Juan Preciado est envoyé par sa mère, maintenant décédée, à Comala, le village dans lequel elle a vécu. Elle souhaite qu'il retrouve son père et réclame le dû de la famille. Comme Juan Preciado, le lecteur n'en sait guère plus.

C'est pourquoi la forme adoptée par Juan Rulfo est extrêmement déstabilisante au départ : il change de narrateur, il voyage d'un temps révolu depuis longtemps à un présent qui ne sera bientôt plus et, surtout, il entremêle dans une même temporalité des personnages bien vivants et d'autres qui sont morts depuis belle lurette.
Mais ne vous y trompez pas ! Juan Rulfo est un génie et loin de faire fuir son lecteur, ce choix narratif permet juste de lui faire perdre pied (et raison) afin d'entretenir la flamme d'un bout à l'autre du récit.

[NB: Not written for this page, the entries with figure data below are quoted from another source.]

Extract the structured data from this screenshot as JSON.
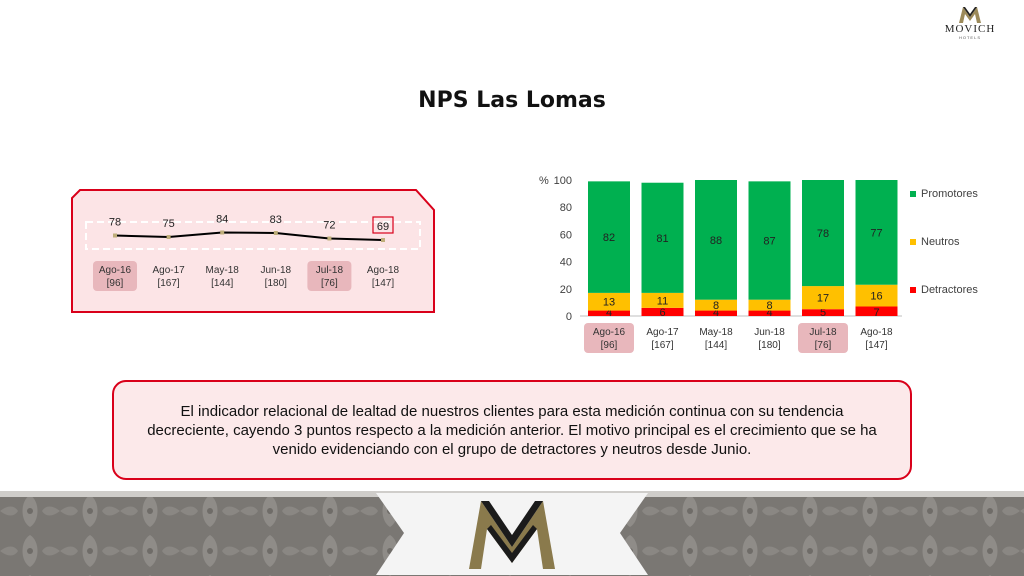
{
  "brand": {
    "name": "MOVICH",
    "subtitle": "HOTELS"
  },
  "title": "NPS Las Lomas",
  "nps_chart": {
    "type": "line",
    "categories": [
      "Ago-16",
      "Ago-17",
      "May-18",
      "Jun-18",
      "Jul-18",
      "Ago-18"
    ],
    "samples": [
      "[96]",
      "[167]",
      "[144]",
      "[180]",
      "[76]",
      "[147]"
    ],
    "values": [
      78,
      75,
      84,
      83,
      72,
      69
    ],
    "highlighted_categories": [
      "Ago-16",
      "Jul-18"
    ],
    "highlighted_value": "Ago-18",
    "colors": {
      "line": "#000000",
      "marker": "#bfae7a",
      "border": "#d9001a",
      "background": "#fce4e6",
      "highlight": "#e8b7bc"
    }
  },
  "composition_chart": {
    "type": "bar",
    "stacked": true,
    "categories": [
      "Ago-16",
      "Ago-17",
      "May-18",
      "Jun-18",
      "Jul-18",
      "Ago-18"
    ],
    "samples": [
      "[96]",
      "[167]",
      "[144]",
      "[180]",
      "[76]",
      "[147]"
    ],
    "highlighted_categories": [
      "Ago-16",
      "Jul-18"
    ],
    "ylim": [
      0,
      100
    ],
    "yticks": [
      "0",
      "20",
      "40",
      "60",
      "80",
      "100"
    ],
    "y_unit": "%",
    "legend_position": "right",
    "series": [
      {
        "name": "Detractores",
        "values": [
          4,
          6,
          4,
          4,
          5,
          7
        ],
        "color": "#ff0000"
      },
      {
        "name": "Neutros",
        "values": [
          13,
          11,
          8,
          8,
          17,
          16
        ],
        "color": "#ffc000"
      },
      {
        "name": "Promotores",
        "values": [
          82,
          81,
          88,
          87,
          78,
          77
        ],
        "color": "#00b050"
      }
    ]
  },
  "message": "El indicador relacional de lealtad de nuestros clientes para esta medición continua con su tendencia decreciente, cayendo 3 puntos respecto a la medición anterior. El motivo principal es el crecimiento que se ha venido evidenciando con el grupo de detractores y neutros desde Junio."
}
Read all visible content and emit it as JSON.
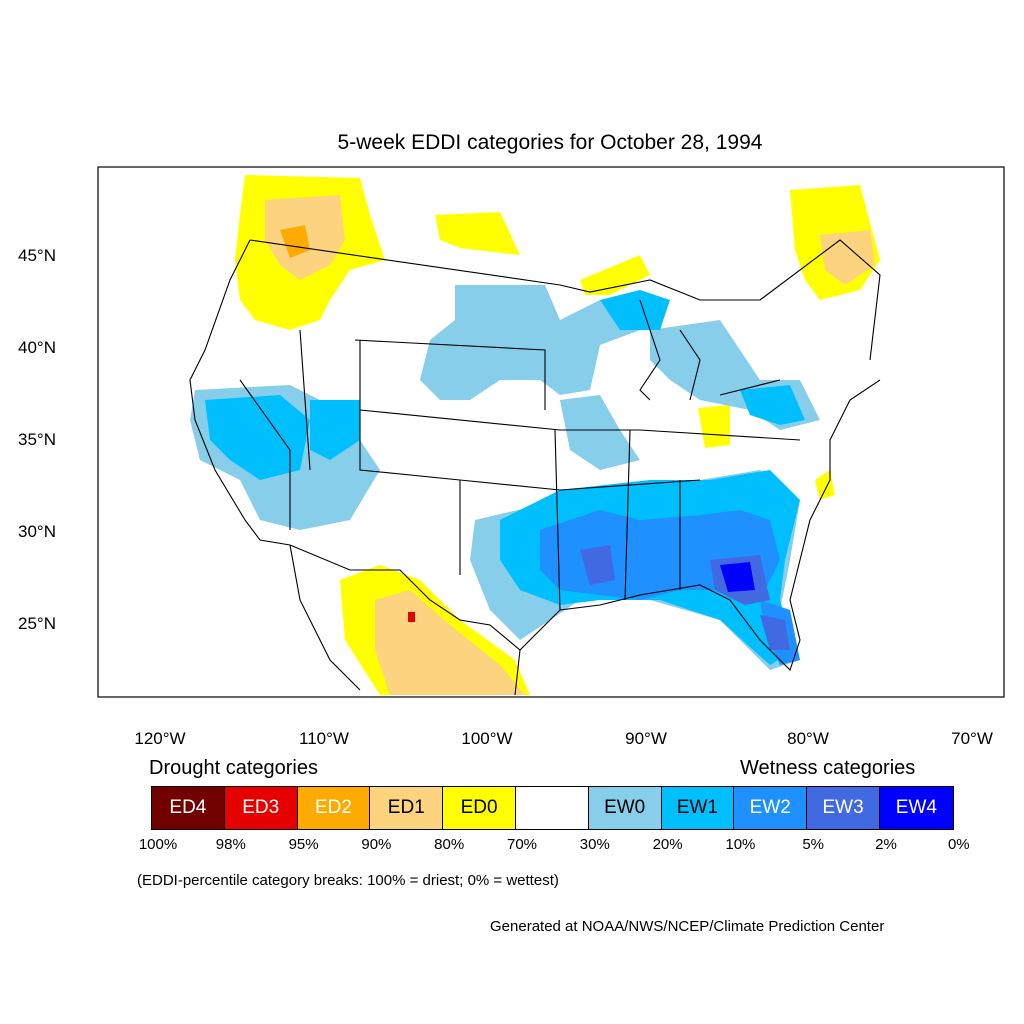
{
  "title": "5-week EDDI categories for October 28, 1994",
  "lat_labels": [
    "45°N",
    "40°N",
    "35°N",
    "30°N",
    "25°N"
  ],
  "lon_labels": [
    "120°W",
    "110°W",
    "100°W",
    "90°W",
    "80°W",
    "70°W"
  ],
  "legend": {
    "drought_heading": "Drought categories",
    "wetness_heading": "Wetness categories",
    "categories": [
      {
        "label": "ED4",
        "color": "#730000",
        "text_color": "#ffffff"
      },
      {
        "label": "ED3",
        "color": "#e60000",
        "text_color": "#ffffff"
      },
      {
        "label": "ED2",
        "color": "#ffaa00",
        "text_color": "#ffffff"
      },
      {
        "label": "ED1",
        "color": "#fcd37f",
        "text_color": "#000000"
      },
      {
        "label": "ED0",
        "color": "#ffff00",
        "text_color": "#000000"
      },
      {
        "label": "",
        "color": "#ffffff",
        "text_color": "#000000"
      },
      {
        "label": "EW0",
        "color": "#87ceeb",
        "text_color": "#000000"
      },
      {
        "label": "EW1",
        "color": "#00bfff",
        "text_color": "#000000"
      },
      {
        "label": "EW2",
        "color": "#1e90ff",
        "text_color": "#ffffff"
      },
      {
        "label": "EW3",
        "color": "#4169e1",
        "text_color": "#ffffff"
      },
      {
        "label": "EW4",
        "color": "#0000ff",
        "text_color": "#ffffff"
      }
    ],
    "breaks": [
      "100%",
      "98%",
      "95%",
      "90%",
      "80%",
      "70%",
      "30%",
      "20%",
      "10%",
      "5%",
      "2%",
      "0%"
    ]
  },
  "footnote": "(EDDI-percentile category breaks: 100% = driest; 0% = wettest)",
  "credit": "Generated at NOAA/NWS/NCEP/Climate Prediction Center"
}
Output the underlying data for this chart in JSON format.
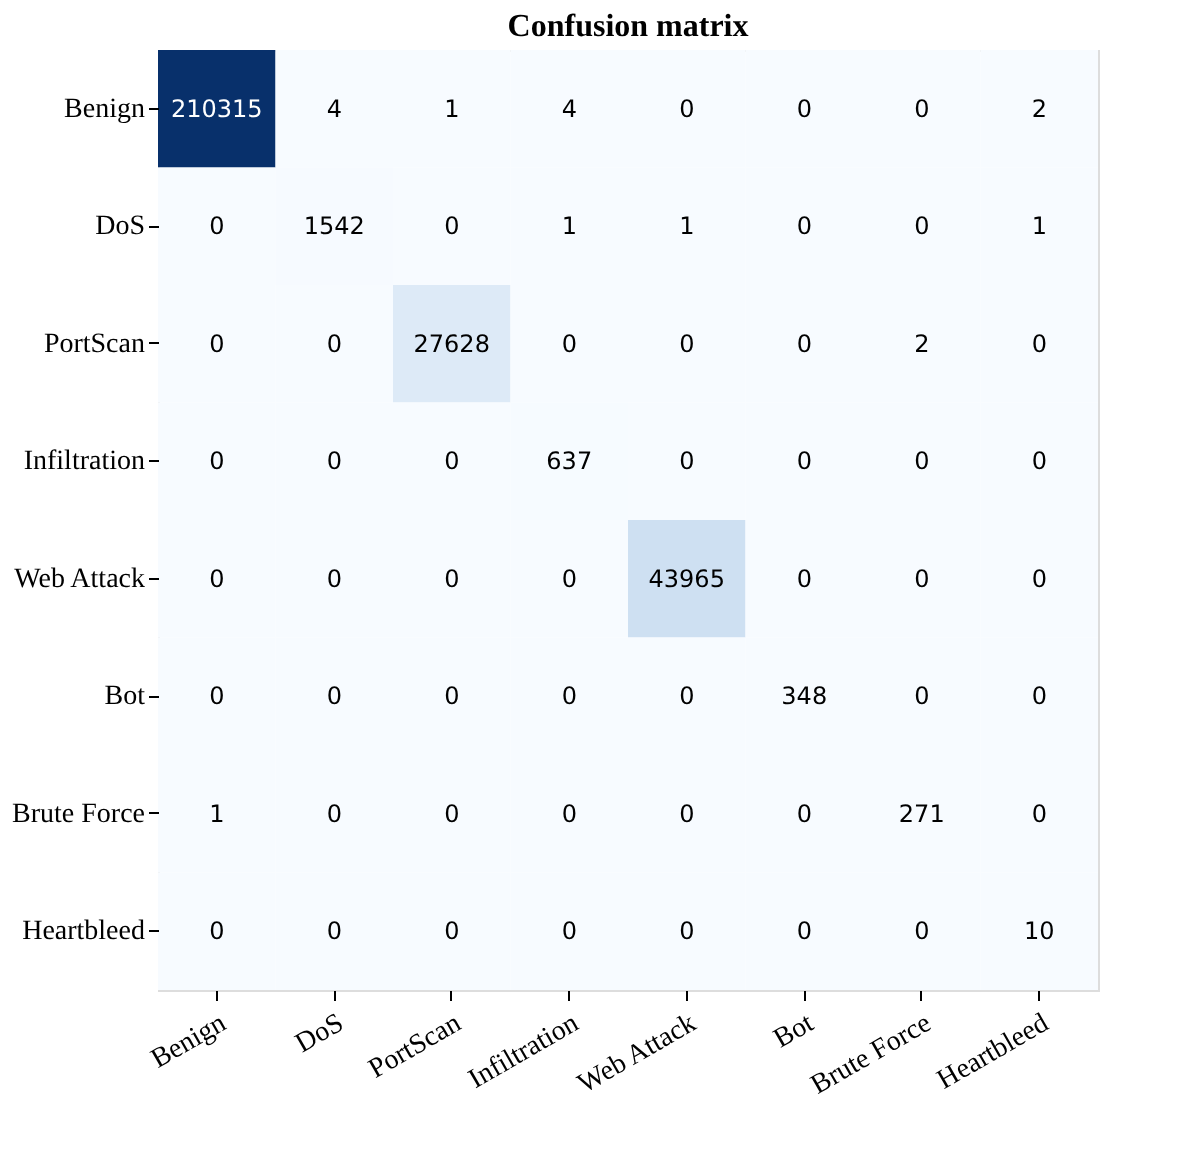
{
  "chart_data": {
    "type": "heatmap",
    "title": "Confusion matrix",
    "categories": [
      "Benign",
      "DoS",
      "PortScan",
      "Infiltration",
      "Web Attack",
      "Bot",
      "Brute Force",
      "Heartbleed"
    ],
    "y_categories": [
      "Benign",
      "DoS",
      "PortScan",
      "Infiltration",
      "Web Attack",
      "Bot",
      "Brute Force",
      "Heartbleed"
    ],
    "cells": [
      [
        210315,
        4,
        1,
        4,
        0,
        0,
        0,
        2
      ],
      [
        0,
        1542,
        0,
        1,
        1,
        0,
        0,
        1
      ],
      [
        0,
        0,
        27628,
        0,
        0,
        0,
        2,
        0
      ],
      [
        0,
        0,
        0,
        637,
        0,
        0,
        0,
        0
      ],
      [
        0,
        0,
        0,
        0,
        43965,
        0,
        0,
        0
      ],
      [
        0,
        0,
        0,
        0,
        0,
        348,
        0,
        0
      ],
      [
        1,
        0,
        0,
        0,
        0,
        0,
        271,
        0
      ],
      [
        0,
        0,
        0,
        0,
        0,
        0,
        0,
        10
      ]
    ],
    "data_labels": true,
    "grid": false,
    "legend": false
  }
}
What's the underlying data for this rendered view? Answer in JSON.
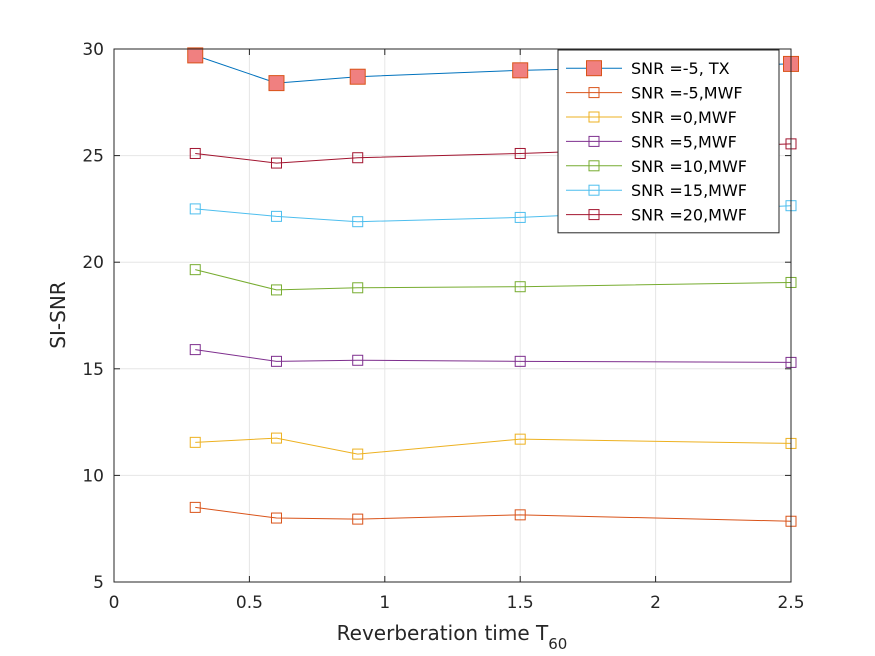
{
  "chart_data": {
    "type": "line",
    "xlabel": "Reverberation time T",
    "xlabel_subscript": "60",
    "ylabel": "SI-SNR",
    "xlim": [
      0,
      2.5
    ],
    "ylim": [
      5,
      30
    ],
    "xticks": [
      0,
      0.5,
      1,
      1.5,
      2,
      2.5
    ],
    "xtick_labels": [
      "0",
      "0.5",
      "1",
      "1.5",
      "2",
      "2.5"
    ],
    "yticks": [
      5,
      10,
      15,
      20,
      25,
      30
    ],
    "ytick_labels": [
      "5",
      "10",
      "15",
      "20",
      "25",
      "30"
    ],
    "grid": true,
    "legend_position": "top-right",
    "x": [
      0.3,
      0.6,
      0.9,
      1.5,
      2.5
    ],
    "series": [
      {
        "name": "SNR =-5, TX",
        "color": "#0072BD",
        "marker": "square-filled",
        "marker_face": "#F08080",
        "marker_edge": "#D95319",
        "values": [
          29.7,
          28.4,
          28.7,
          29.0,
          29.3
        ]
      },
      {
        "name": "SNR =-5,MWF",
        "color": "#D95319",
        "marker": "square-open",
        "values": [
          8.5,
          8.0,
          7.95,
          8.15,
          7.85
        ]
      },
      {
        "name": "SNR =0,MWF",
        "color": "#EDB120",
        "marker": "square-open",
        "values": [
          11.55,
          11.75,
          11.0,
          11.7,
          11.5
        ]
      },
      {
        "name": "SNR =5,MWF",
        "color": "#7E2F8E",
        "marker": "square-open",
        "values": [
          15.9,
          15.35,
          15.4,
          15.35,
          15.3
        ]
      },
      {
        "name": "SNR =10,MWF",
        "color": "#77AC30",
        "marker": "square-open",
        "values": [
          19.65,
          18.7,
          18.8,
          18.85,
          19.05
        ]
      },
      {
        "name": "SNR =15,MWF",
        "color": "#4DBEEE",
        "marker": "square-open",
        "values": [
          22.5,
          22.15,
          21.9,
          22.1,
          22.65
        ]
      },
      {
        "name": "SNR =20,MWF",
        "color": "#A2142F",
        "marker": "square-open",
        "values": [
          25.1,
          24.65,
          24.9,
          25.1,
          25.55
        ]
      }
    ]
  }
}
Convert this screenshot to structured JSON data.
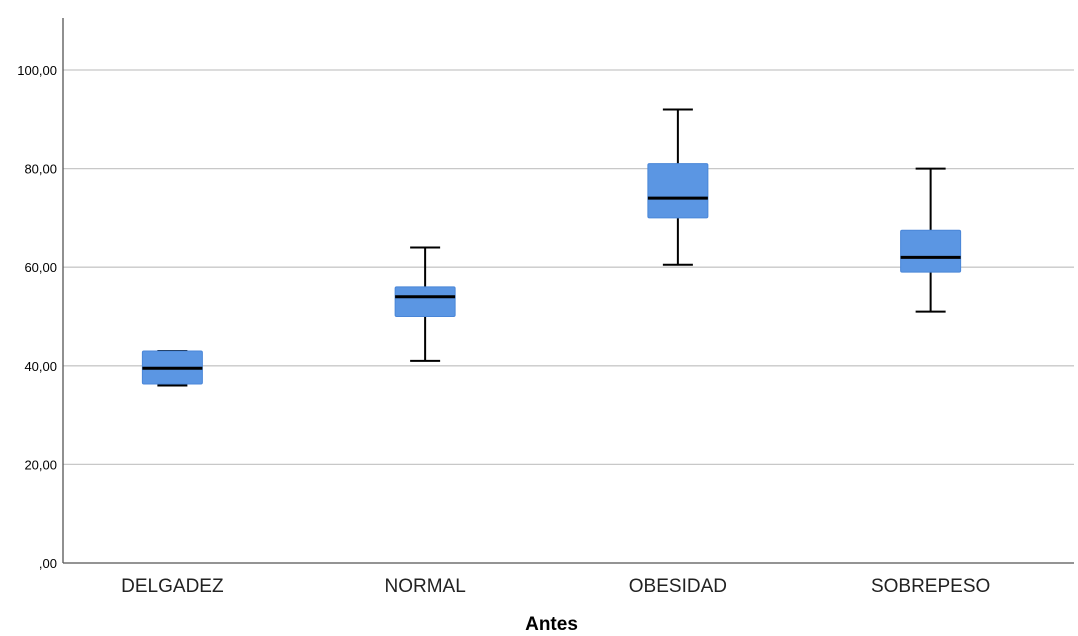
{
  "chart_data": {
    "type": "boxplot",
    "title": "",
    "xlabel": "Antes",
    "ylabel": "",
    "ylim": [
      0,
      110
    ],
    "y_ticks": [
      {
        "value": 0,
        "label": ",00"
      },
      {
        "value": 20,
        "label": "20,00"
      },
      {
        "value": 40,
        "label": "40,00"
      },
      {
        "value": 60,
        "label": "60,00"
      },
      {
        "value": 80,
        "label": "80,00"
      },
      {
        "value": 100,
        "label": "100,00"
      }
    ],
    "grid": true,
    "categories": [
      "DELGADEZ",
      "NORMAL",
      "OBESIDAD",
      "SOBREPESO"
    ],
    "boxes": [
      {
        "category": "DELGADEZ",
        "min": 36,
        "q1": 36.3,
        "median": 39.5,
        "q3": 43,
        "max": 43
      },
      {
        "category": "NORMAL",
        "min": 41,
        "q1": 50,
        "median": 54,
        "q3": 56,
        "max": 64
      },
      {
        "category": "OBESIDAD",
        "min": 60.5,
        "q1": 70,
        "median": 74,
        "q3": 81,
        "max": 92
      },
      {
        "category": "SOBREPESO",
        "min": 51,
        "q1": 59,
        "median": 62,
        "q3": 67.5,
        "max": 80
      }
    ],
    "colors": {
      "box_fill": "#5b96e3",
      "box_stroke": "#4a86d8",
      "median": "#000000",
      "whisker": "#000000",
      "grid": "#c8c8c8",
      "axis": "#555555"
    }
  }
}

De quoi est-il réellement question dans cet ouvrage si ce n'est de la fascination des Mexicains pour la mort ? La Mort est partout, elle est tout le monde. le village de Comala est d'ailleurs un village-fantôme. J'ai immédiatement eu en tête le village d'Oradour-sur-Glane, pour ceux d'entre vous qui le connaissent. Un village où tout est mort depuis longtemps et dans lequel, pourtant, des murmures s'élèvent pour vous raconter un monde de douleur et de désillusion. C'est à la fois très beau (il y a une forme de poésie là-dessous) et très dur.

Les Morts dansent pour nous, lecteurs, une sarabande funèbre pour brosser le portrait de Pedro Paramo, à moins que ce ne soit finalement le portrait du Mexique que Juan Rulfo ait voulu nous montrer.